Since it began, the prosecution in the Phil Spector murder trial has done a tip-top job of painting Phil Spector to be a woman-hating, gun-loving, murder-confessing nut – but not tip-top enough to stop Phil Spector trying to get the case dismissed.
Phil Spector's defence team has been attempting to get the charges against Phil Spector either reduced or dropped completely following the resting of the prosecution. According to the defence, the prosecution had not done a good enough job at proving that Phil Spector had 'implied malice', the mark of a murder charge in California. However, the judge in charge of the Phil Spector murder trial chose to continue with the trial, not because of the implied malice of Phil Spector keeping a number of loaded guns in his house – or the implied malice of Phil Spector's history of angry gunplay around women – but the implied malice of Phil Spector's new wig, which the judge claims has been giving him funny looks for a fortnight.

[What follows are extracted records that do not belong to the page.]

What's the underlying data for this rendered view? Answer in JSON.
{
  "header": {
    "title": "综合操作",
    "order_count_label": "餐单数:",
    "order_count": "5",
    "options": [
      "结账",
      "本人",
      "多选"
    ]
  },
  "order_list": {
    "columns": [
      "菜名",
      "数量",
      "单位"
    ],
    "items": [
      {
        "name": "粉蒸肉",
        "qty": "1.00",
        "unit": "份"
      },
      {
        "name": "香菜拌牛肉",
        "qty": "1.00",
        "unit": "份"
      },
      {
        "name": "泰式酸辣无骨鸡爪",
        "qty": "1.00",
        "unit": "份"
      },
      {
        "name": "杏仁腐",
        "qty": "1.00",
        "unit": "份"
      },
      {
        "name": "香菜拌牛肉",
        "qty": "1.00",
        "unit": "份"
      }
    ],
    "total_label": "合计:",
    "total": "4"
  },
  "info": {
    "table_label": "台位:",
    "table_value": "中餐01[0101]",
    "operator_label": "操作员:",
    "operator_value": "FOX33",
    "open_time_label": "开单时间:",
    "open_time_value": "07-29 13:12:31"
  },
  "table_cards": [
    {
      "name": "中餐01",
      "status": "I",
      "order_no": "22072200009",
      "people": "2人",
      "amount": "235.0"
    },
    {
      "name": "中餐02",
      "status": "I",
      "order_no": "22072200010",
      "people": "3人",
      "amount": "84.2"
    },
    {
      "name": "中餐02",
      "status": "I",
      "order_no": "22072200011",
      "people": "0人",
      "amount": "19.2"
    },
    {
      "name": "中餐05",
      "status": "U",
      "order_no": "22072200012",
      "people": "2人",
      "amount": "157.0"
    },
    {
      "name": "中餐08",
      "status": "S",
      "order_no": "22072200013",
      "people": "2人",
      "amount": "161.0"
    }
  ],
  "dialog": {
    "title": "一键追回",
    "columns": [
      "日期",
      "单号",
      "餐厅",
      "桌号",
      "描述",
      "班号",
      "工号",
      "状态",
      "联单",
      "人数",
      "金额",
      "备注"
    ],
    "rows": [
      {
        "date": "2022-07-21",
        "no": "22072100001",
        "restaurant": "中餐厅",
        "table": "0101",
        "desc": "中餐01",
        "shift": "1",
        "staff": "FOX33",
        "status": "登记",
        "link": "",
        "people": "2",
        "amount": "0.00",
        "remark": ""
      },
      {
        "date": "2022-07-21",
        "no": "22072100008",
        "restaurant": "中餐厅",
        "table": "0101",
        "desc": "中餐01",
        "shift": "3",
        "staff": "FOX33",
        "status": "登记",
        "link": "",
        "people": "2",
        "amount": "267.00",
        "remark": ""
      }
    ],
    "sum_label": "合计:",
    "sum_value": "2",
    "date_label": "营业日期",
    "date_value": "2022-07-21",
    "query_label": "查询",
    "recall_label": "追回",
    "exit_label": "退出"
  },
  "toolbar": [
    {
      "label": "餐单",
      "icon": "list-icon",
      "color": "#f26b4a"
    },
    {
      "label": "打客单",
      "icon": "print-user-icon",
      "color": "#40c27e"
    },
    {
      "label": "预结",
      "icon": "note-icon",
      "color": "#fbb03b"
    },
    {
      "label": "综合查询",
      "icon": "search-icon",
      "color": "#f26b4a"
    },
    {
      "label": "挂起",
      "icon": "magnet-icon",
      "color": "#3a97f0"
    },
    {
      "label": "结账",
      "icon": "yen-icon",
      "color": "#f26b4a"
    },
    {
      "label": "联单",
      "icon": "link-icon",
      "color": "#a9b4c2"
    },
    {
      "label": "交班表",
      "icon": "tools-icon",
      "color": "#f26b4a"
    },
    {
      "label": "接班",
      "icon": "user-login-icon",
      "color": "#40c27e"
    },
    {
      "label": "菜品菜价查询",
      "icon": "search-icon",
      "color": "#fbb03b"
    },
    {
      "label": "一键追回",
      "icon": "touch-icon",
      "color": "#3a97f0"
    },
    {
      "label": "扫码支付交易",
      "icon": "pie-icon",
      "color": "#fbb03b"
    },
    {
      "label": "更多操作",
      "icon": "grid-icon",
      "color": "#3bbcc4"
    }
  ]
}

To try and convince everyone that he didn't murder Lana Clarkson in 2003, Phil Spector's defence has relied on two less than solid pieces of information – that Lana Clarkson was miserable and that Phil Spector was standing too far away from Clarkson to hold a gun into her mouth and shoot. The first one seems to be indisputable – Lana Clarkson's diaries were depressing and Lana Clarkson's friends said she was depressed and someone who's an expert at this sort of thing even though he never met Lana Clarkson said she was depressed. The second one's a bit more up in the air – the prosecution says Phil Spector was two feet from Lana Clarkson when she died and the defence says six feet.
And so, with those two points out of the way, Phil Spector's defence asked the judge if everyone could just go home and get on with their lives. Sort of. The defence has been trying to get the charges against Phil Spector reduced or dropped because it says the prosecution didn't manage to prove implied malice, but the judge isn't having any of it. BBC News reports:
The judge in Phil Spector's trial has rejected a defence bid to have the case dismissed, or the charges reduced. Los Angeles Superior Court Judge Larry Paul Fidler said there was "more than enough" evidence to allow the murder charge to be presented to the jury… Prosecutor Alan Jackson argued that all he needed to show was that the music producer committed an act that was dangerous to Clarkson's life – pointing the gun at her. "He had the gun in his home, loaded with his bullets," Mr Jackson said. "Whether he pulled the trigger, whether he sneezed or she slapped his hand away or there was an earthquake – it doesn't matter. It's implied malice."
Of course, it probably also helps that various people have come forward to claim that Phil Spector tried to rape them at gunpoint, or that Phil Spector had pulled guns at parties and started shrieking that all women were "fucking cunts" who deserved to be shot in the head, or that Phil Spector had told them that he'd murdered someone but, hey, we're no lawyers.
And so, with its plan to have Phil Spector's trial thrown out rejected, the defence yesterday called its latest witness – Dr Werner Spitz, who claimed that, surprise surprise, Lana Clarkson was depressed. Honestly, any more of this and we'll be showing implied malice. To our heads. With our desks.